June 2008 I swallowed 10.7 mci of radiation to attempt to kill/damage my over active thyroid gland.
I had to spend 4 days in strict isolation.
My kids were 6 and 1 3/4. Husband took the time off work and watched them.
I stayed in the back of my pick up. Which was parked in front of the house. I was allowed to make there food so they would call me on the walkie talkie and then go up stairs so I could prep their food then leave the house.
I would have loved to have stayed at a motel, but wanted to be there close in case my hubby needed verbally coached through the four days of kid wrangling. Plus we couldn't afford it.
I wasn't sure how I was going to handle the isolation. I have grown very fond of the physical touches my husband gives me through out the day. I love being near him and hugging him. He told me before we were married that "what ever my faults may be, it won't be giving my wife lack of affection."
He has been true to his word.
I eat up his physical touch. Its like a nutrient that nourishes me.
Four days without it was going to be rough.
The total isolation protocol was this:
4 days strict isolation no closer than 12 feet from ANYONE.
NO neck contact with anyone for 2 weeks (as in you can't touch my neck or hug me where your face is near my neck. Which meant no sleeping in bed with husband for two weeks.
(um, that was the hardest part. I am a spooning junkie)
NO closer than 3 feet from me for one week post isolation
NO contact with babies for 2 weeks - babies suck up radiation like sponges.

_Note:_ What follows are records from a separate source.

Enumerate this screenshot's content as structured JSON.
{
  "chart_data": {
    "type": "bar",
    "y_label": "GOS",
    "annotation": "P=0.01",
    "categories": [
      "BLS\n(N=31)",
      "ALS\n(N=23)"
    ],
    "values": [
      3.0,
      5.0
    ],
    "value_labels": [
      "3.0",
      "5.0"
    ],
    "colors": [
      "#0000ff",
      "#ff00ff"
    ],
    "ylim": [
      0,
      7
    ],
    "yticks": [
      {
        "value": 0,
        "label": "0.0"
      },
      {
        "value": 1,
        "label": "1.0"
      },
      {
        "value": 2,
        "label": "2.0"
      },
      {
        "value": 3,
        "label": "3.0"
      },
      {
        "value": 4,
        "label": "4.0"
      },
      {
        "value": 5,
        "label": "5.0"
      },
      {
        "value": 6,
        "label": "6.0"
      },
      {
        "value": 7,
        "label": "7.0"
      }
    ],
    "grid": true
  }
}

No sitting near me or riding in a car with me for longer than 30 min after 1 week of the treatment.
I arrived back at the house after taking the radioactive pill and climbed into the canopy and radioed Coremind to tell him I was home and to check on the family.
They came to the picture window and waved to me. I remember thinking...who is this 4 days going to be longer for, me in isolation, or Coremind alone with his kids and no wifey.
I laid back and opened the book I had brought, and promptly fell sound asleep.
Not just asleep, but ASLEEP. For the first time since conceiving our son in 2001 I slept soundly. There was no sleeping with one ear open listening for the kids or for burglars or house fires, no listening for hungry babies calling for my boobs....nothing. I was responsible for just me.
Literally I was relieved of ALL my parental duties. Actually all my duties as a human!
24/7 non-ending parenting wears you down, I didn't realize just HOW much till that moment.
I think all parents should be put in strict isolation 4 days every year just so they can have a complete break. What a wonderful thing that was.
By day four I was ready to return to my job. Gauging from the number of times my family came to the window to look out at me in the truck, they were ready for me to return too.